Native woodland and wildflower meadow
This part of the garden was opened in autumn 2008 thanks to a grant from 'The Banks Group'. A woodland trail was created as well as access to a 2ha wildflower meadow.
Native Trees and WoodlandThe deciduous woodland vegetation is divided into distinct layers. Below the over-arching tree canopy there is a layer of smaller, shade-adapted trees and shrubs, while below these lies a ground layer of woodland herbs, ferns, mosses and fungi. A wide variety of wildlife, including insects, mammals and birds thrives in this sheltered habitat. Mosses continue to grow during the leafless winter months and the finest display of wild flowers like bluebell is in spring, before bud burst in the tree canopy plunges the woodland floor into deep summer shade.

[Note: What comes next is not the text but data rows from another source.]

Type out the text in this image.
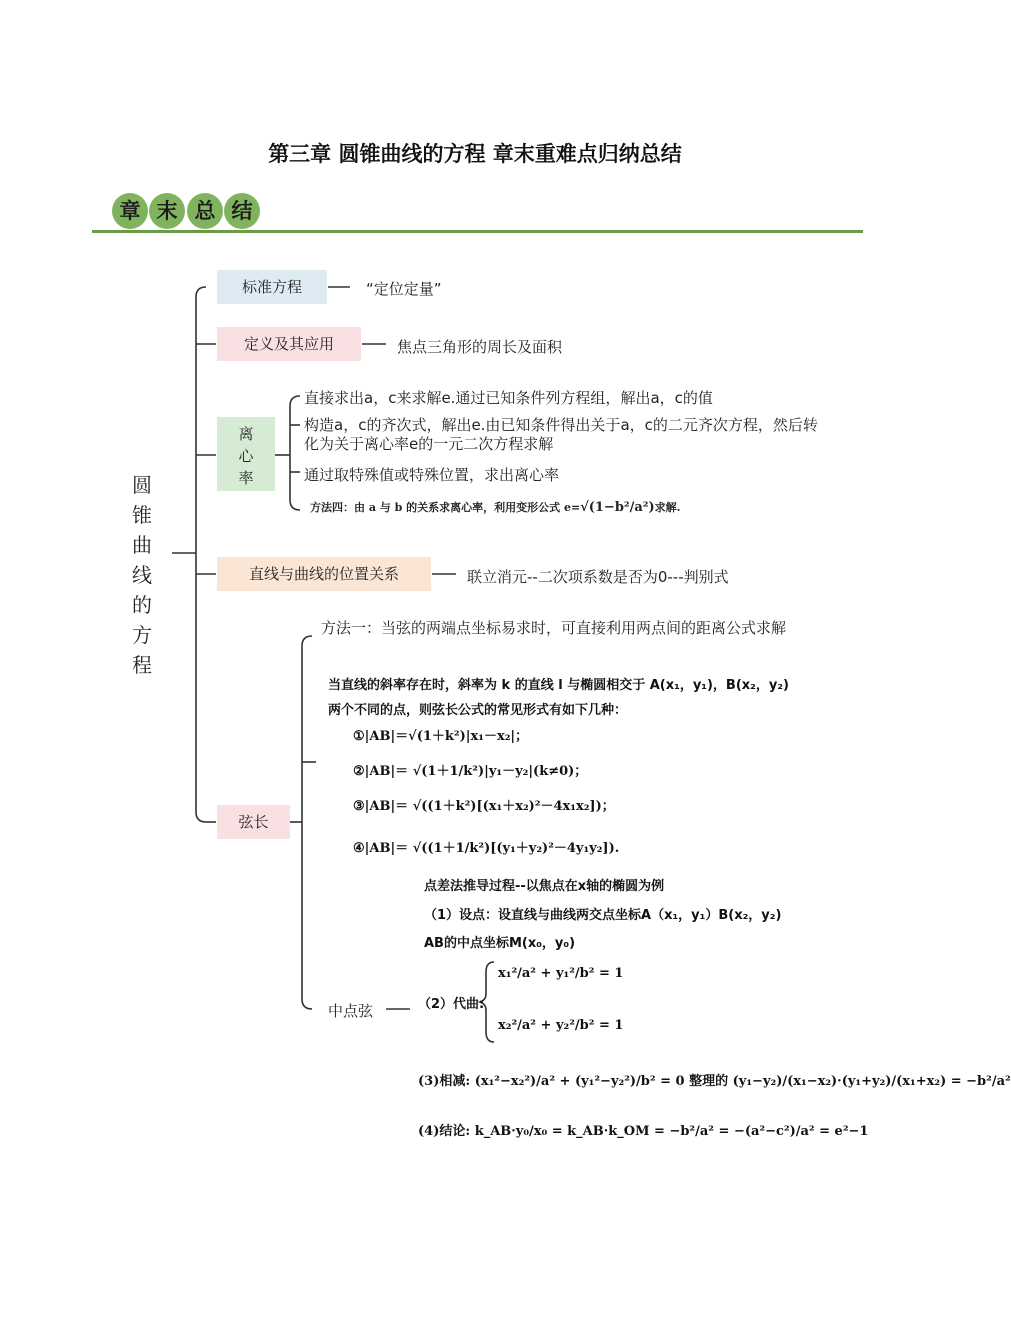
第三章 圆锥曲线的方程 章末重难点归纳总结
章 末 总 结
圆
锥
曲
线
的
方
程
标准方程	“定位定量”
定义及其应用	焦点三角形的周长及面积
离
心
率
直接求出a，c来求解e.通过已知条件列方程组，解出a，c的值
构造a，c的齐次式，解出e.由已知条件得出关于a，c的二元齐次方程，然后转化为关于离心率e的一元二次方程求解
通过取特殊值或特殊位置，求出离心率
方法四：由 a 与 b 的关系求离心率，利用变形公式 e=√(1−b²/a²)求解.
直线与曲线的位置关系	联立消元--二次项系数是否为0---判别式
弦长
方法一：当弦的两端点坐标易求时，可直接利用两点间的距离公式求解
当直线的斜率存在时，斜率为 k 的直线 l 与椭圆相交于 A(x₁，y₁)，B(x₂，y₂)
两个不同的点，则弦长公式的常见形式有如下几种：
①|AB|＝√(1＋k²)|x₁－x₂|；
②|AB|＝ √(1＋1/k²)|y₁－y₂|(k≠0)；
③|AB|＝ √((1＋k²)[(x₁＋x₂)²－4x₁x₂])；
④|AB|＝ √((1＋1/k²)[(y₁＋y₂)²－4y₁y₂]).
中点弦
点差法推导过程--以焦点在x轴的椭圆为例
（1）设点：设直线与曲线两交点坐标A（x₁，y₁）B(x₂，y₂)
AB的中点坐标M(x₀，y₀)
（2）代曲:
x₁²/a² + y₁²/b² = 1
x₂²/a² + y₂²/b² = 1
(3)相减: (x₁²−x₂²)/a² + (y₁²−y₂²)/b² = 0 整理的 (y₁−y₂)/(x₁−x₂)·(y₁+y₂)/(x₁+x₂) = −b²/a²
(4)结论: k_AB·y₀/x₀ = k_AB·k_OM = −b²/a² = −(a²−c²)/a² = e²−1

Dead wood is an important wildlife resource in woodlands, playing host to fungi, wood-boring beetles and birds like the great spotted woodpecker. Unsafe branches are removed, but then left to decay amongst the leaf litter, where they continue to enrich the woodland’s wildlife for many years. Occasionally a tree may be felled by a storm and shafts of sunlight will reach the forest floor through the gap in the leaf canopy, allowing the next generation of saplings to grow towards their place in the sun. This is part of the natural cycle of regeneration in old woodlands. This woodland consists mainly of Oak and Beech trees with a small number of other species such as Rowan, Birch and Sycamore.
Wildflower meadowOld meadows are man-made but the are one of the most diverse wild flower habitats, hosting scores of plant species which in turn act as food plants for butterflies, moths and many less familiar insects. Traditional methods of managing meadows, combining mowing to remove hay and then grazing in autumn, maintains a relatively low level of soil fertility that prevents grasses becoming too aggressive and allows many flowering plant species to coexist, creating the traditional flowery meadow. To conserve our meadow we graze it with rare breed sheep; Manx Loghtan and Hebridean, from October to the middle of March. The Manx Loghtan is an ancient breed and is believed to have been native to the Isle of Mann for over 1000 years. These primitive sheep are ideal for conservation grazing, being able to survive harsh conditions and be more resistant to disease and problems that more modern day sheep tend to be more susceptible. A complex web of species relationships exists with a meadow. For example, yellow flowered hay rattle, highly attractive to bumblebees, is a partial parasite on the grasses, draining energy from its host and preventing the grasses from dominating the vegetation. Meadow brown butterflies lay their eggs on grass species, small copper butterfly caterpillars feed on sorrel and the chimney sweep moth breeds on pignut. Birds of prey, such as kestrels, can easily spot and hunt their prey.